With every job I’ve ever held, safety has always been of utmost importance. As I’ve worked through countless and seemingly endless permitting and regulatory issues on projects, I’m often asked the question as to which is more important, safety or the environment? To me, the question is easily answered as safety is always most important; which typically shocks those that expect me to be an ultra-conservative simply because I have "Environmental" listed in my title. This is not to say that managing natural resources can’t be accomplished while considering and embracing public safety, after all, that is what 90% of the day-to-day activities of an Airport Manager are related to – ensuring worker and public safety. With last month’s successful water landing on the Hudson River by the US Airways flight 1549 crew following a bird collision, air travel safety related to wildlife conflicts is more of an issue than ever. Balancing resource management and public safety are difficult.

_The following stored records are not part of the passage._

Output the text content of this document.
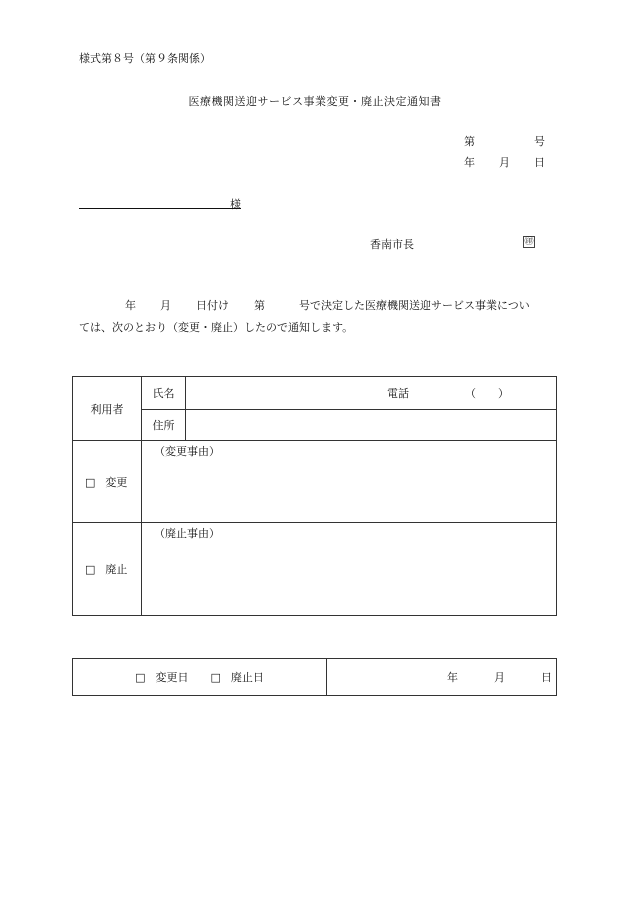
様式第８号（第９条関係）
医療機関送迎サービス事業変更・廃止決定通知書
第	号
年 月 日
様
香南市長	㊞
年 月 日付け 第	号で決定した医療機関送迎サービス事業につい
ては、次のとおり（変更・廃止）したので通知します。
利用者	氏名	電話 （　　）
	住所	
□ 変更	（変更事由）	

□ 廃止	（廃止事由）	
□ 変更日 □ 廃止日	年	月	日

In 2004, Washington State’s DOT (WSDOT) Aviation Division set out to strike a balance between the standards set forth by the regulatory community for stormwater requirements with the needs to improve safety related to conflicts with wildlife near the airport. This effort was initiated by the State Senate to address Hazardous Wildlife Attractants near airports, but without the full support of the House Resource and Agricultural Lands Committee. As a result, WSDOT was asked to gather the appropriate parties to resolve the outstanding issues associated with this legislation. The resulting direction from two stakeholder meetings conducted in 2004 generated the common objectives of 1.) establishing a memorandum of agreement, 2.) convene a technical committee, and 3.) pursue funding to develop an aviation stormwater manual. As a result of these efforts, in 2006 a $190,000 grant was secured from the FAA to study and develop a manual addressing these hazardous wildlife attractants near airports. The resulting technical committee provided guidance to WSDOT, in partnership with the FAA, to develop the Aviation Stormwater Design Manual (ASDM). The development of this manual relied heavily on the technical expertise from the Highway Runoff Manual, developed by the Highway Division of WSDOT, as well as the Eastern and Western Washington Stormwater Management Manuals, developed by the Washington Department of Ecology. The resulting ASDM was developed as a supplement to these manuals, focusing more emphasis on the objectives of reducing the potential impacts of wildlife at airports. The resulting direction includes three primary components to evaluating individual airports:
1.. Assessment of individual conditions and facilities
2.. What are the wildlife needs – where do they coincide with treatment requirements?
3.. What are the options for applicable Best Management Practices?
Following a two year process of Task Force meetings, lead by WSDOT Senior Transportation Planner John Shambaugh, the draft design manual went out for public review. Following the review period, WSDOT was proud to receive a letter of support from the Washington Department of Ecology (WDOE), the state agency that regulates Waters of the United States as well as water quality requirements such as stormwater treatment. In particular, Shambaugh expressed great satisfaction in the fact that the WDOE accepted the manual as an equivalent to the Eastern and Western Washing Stormwater Management Manuals produced by the same agency. In fact, the letter of support from the WDOE was bound as the first page of the printed copies of the plan to ensure immediate recognition of the caliber of this manual. According to Shambaugh, WSDOT Aviation Division recently received the American Council of Engineering Companies (ACEC) Gold Award for the manual. The final version of the Manual (WSDOT Technical Manual M 3041.00) was published December 2008.
The manual can be viewed and downloaded at the Washington DOT Aviation website: http://www.wsdot.wa.gov/aviation/AirportStormwaterGuidanceManual.htm
This manual appears to be another fine example of how collaborative approaches toward working with our regulations will help us achieve many common goals.